HWINSTA hwinsta = OpenWindowStation(TEXT("winsta0"),
FALSE, WINSTA_READATTRIBUTES);
DWORD dwLength = 0;
if (!GetUserObjectInformation(hwinsta, UOI_USER_SID,
NULL, 0, &dwLength))
{
if (GetLastError() != ERROR_INSUFFICIENT_BUFFER)
AtlThrowLastWin32();
}
CAutoVectorPtr<BYTE> spSid(new BYTE[dwLength]);
if (spSid == NULL)
AtlThrow(E_OUTOFMEMORY);
if (!GetUserObjectInformation(hwinsta, UOI_USER_SID,
spSid, dwLength, &dwLength))
AtlThrowLastWin32();
- The next step is to find the logon sid of the user who launched devenv.
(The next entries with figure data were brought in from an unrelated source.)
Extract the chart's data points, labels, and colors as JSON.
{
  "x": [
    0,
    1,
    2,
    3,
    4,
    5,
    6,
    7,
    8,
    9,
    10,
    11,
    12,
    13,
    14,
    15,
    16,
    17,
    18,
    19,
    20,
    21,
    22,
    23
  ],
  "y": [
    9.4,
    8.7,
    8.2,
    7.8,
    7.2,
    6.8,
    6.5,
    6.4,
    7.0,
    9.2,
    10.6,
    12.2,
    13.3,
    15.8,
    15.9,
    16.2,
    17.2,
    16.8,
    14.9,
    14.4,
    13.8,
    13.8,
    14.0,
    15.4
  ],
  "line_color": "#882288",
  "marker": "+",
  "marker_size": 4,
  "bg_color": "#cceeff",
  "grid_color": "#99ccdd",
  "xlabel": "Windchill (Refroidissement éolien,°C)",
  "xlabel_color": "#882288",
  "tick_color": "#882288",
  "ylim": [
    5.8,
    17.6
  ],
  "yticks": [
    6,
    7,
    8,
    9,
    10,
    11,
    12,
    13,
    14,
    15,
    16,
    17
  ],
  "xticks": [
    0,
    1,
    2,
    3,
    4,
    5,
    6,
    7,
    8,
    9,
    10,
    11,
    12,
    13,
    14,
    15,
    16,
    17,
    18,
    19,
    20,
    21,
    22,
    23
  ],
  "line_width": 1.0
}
This can be obtained from the process token.
CAccessToken token;
if (!token.GetProcessToken(TOKEN_QUERY))
AtlThrowLastWin32();
CSid sidLogon;
if (!token.GetLogonSid(&sidLogon))
AtlThrowLastWin32();
m_bRunningAsPrimary = (sidLogon == *(SID*)((BYTE*)spSid));
- Finally if the logon sid of the user is different from the sid associated with the user of winsta0, we call into Detours library.
if (!m_bRunningAsPrimary)
{
DetourFunctionWithTrampoline((PBYTE)Real_CreateProcessW,
(PBYTE)CreateProcessW_Detour);
DetourFunctionWithTrampoline((PBYTE)Real_CreateProcessA,
(PBYTE)CreateProcessA_Detour);
}
The first DetourFunctionWithTrampoline
call modifies the first few instructions at the address of the CreateProcessW
and invoke the function CreateProcessW_Detour
. The actual CreateProcess
function can still be called using the Real_CreateProcessW
. For a complete discussion on how Detours work, refer the Detour web site. Here is how the CreateProcessW_Detour
function looks like.
BOOL WINAPI CreateProcessW_Detour(LPCWSTR lpApplicationName,
LPWSTR lpCommandLine, LPSECURITY_ATTRIBUTES lpProcessAttributes,
LPSECURITY_ATTRIBUTES lpThreadAttributes,BOOL bInheritHandles,
DWORD dwCreationFlags, LPVOID lpEnvironment,
LPCWSTR lpCurrentDirectory, LPSTARTUPINFOW lpStartupInfo,
LPPROCESS_INFORMATION lpProcessInformation)
{
if (lpStartupInfo->lpDesktop != NULL)
{
if (*lpStartupInfo->lpDesktop == 0)
lpStartupInfo->lpDesktop = NULL;
}
return Real_CreateProcessW(lpApplicationName, lpCommandLine,
lpProcessAttributes, lpThreadAttributes,
bInheritHandles, dwCreationFlags,
lpEnvironment, lpCurrentDirectory,
lpStartupInfo, lpProcessInformation);
}
Basically if the lpDesktop
is an empty string, it is converted to NULL
before calling the real CreateProcessW
. This makes the invoked process to inherit the same window station as VS.NET, essentially fixing the problem.
Conclusion
This simple add-in resolves the problem with launching of IE. Thanks to Microsoft research for providing the source of Detours library. Please note that only detours.lib and detours.h is included with the source of this article. If you are interested in the full source of Detours, you can download it from the Detours web site.